Elvis ha abandonado el edificio

Siempre en la cuerda floja de las emociones auténticas y cierta torpeza a la hora de materializarlas, Mi vida con Amanda declina los grandes temas del duelo, el trauma y la reconciliación a partir de un relato en el que, tras unos preámbulos de amable, luminoso y veraniego costumbrismo parisino, irrumpe súbitamente y (casi) sin previo aviso la tragedia en su forma más abrupta, salvaje e inexorable con ecos de la historia reciente.

Sin ánimo de desvelar ese gran agujero negro que parte la película en dos para llevarla a sus verdaderos temas, diríamos que algo no termina de funcionar del todo entre las intenciones sobre el papel y su plasmación en pantalla, o al menos no de manera fluida y constante. Se trata aquí de asumir la pérdida y el desamparo, de aceptar que la vida puede tomar un rumbo inesperado a la vuelta de la esquina, que todo proceso de reconstrucción es también un camino de aprendizaje y autodescubrimiento.
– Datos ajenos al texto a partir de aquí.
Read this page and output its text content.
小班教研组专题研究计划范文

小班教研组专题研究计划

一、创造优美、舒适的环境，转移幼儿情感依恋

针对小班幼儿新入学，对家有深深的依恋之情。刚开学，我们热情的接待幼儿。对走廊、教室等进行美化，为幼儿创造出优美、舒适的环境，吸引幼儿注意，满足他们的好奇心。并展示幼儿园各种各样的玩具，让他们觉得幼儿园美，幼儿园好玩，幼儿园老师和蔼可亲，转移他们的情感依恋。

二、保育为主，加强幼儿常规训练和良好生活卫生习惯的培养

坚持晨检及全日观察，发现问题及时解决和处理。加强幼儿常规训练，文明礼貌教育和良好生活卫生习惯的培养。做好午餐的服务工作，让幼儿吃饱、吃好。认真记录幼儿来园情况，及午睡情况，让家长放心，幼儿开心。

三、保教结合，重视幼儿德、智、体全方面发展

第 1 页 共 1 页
Mi vida con Amanda oscila así entre los polos de la contención (con un poderoso uso de la elipsis) y el desbordamiento sentimental, como si el propio director se boicoteara en ocasiones a sí mismo a la hora de poner en imágenes esas intensas corrientes subterráneas y universales que la atraviesan: la muerte, la infancia desvalida, la toma de responsabilidad o la exteriorización del trauma, aquí plasmada entre citas a Elvis Presley, un partido de tenis sobre la hierba de Wimbledom y el llanto desconsolado de una niña de 7 años.

Y una misma cosa ocurre con sus dos protagonistas, un Vincent Lacoste al que nunca terminamos de ver maduro, aunque puede que aquí se tratara precisamente de eso, o la niña debutante Isaure Multrier, rostro y cuerpo sin pulir sobre los que Mikhaël Hers deposita toda su confianza para emocionarnos, aunque sea desde la barrera.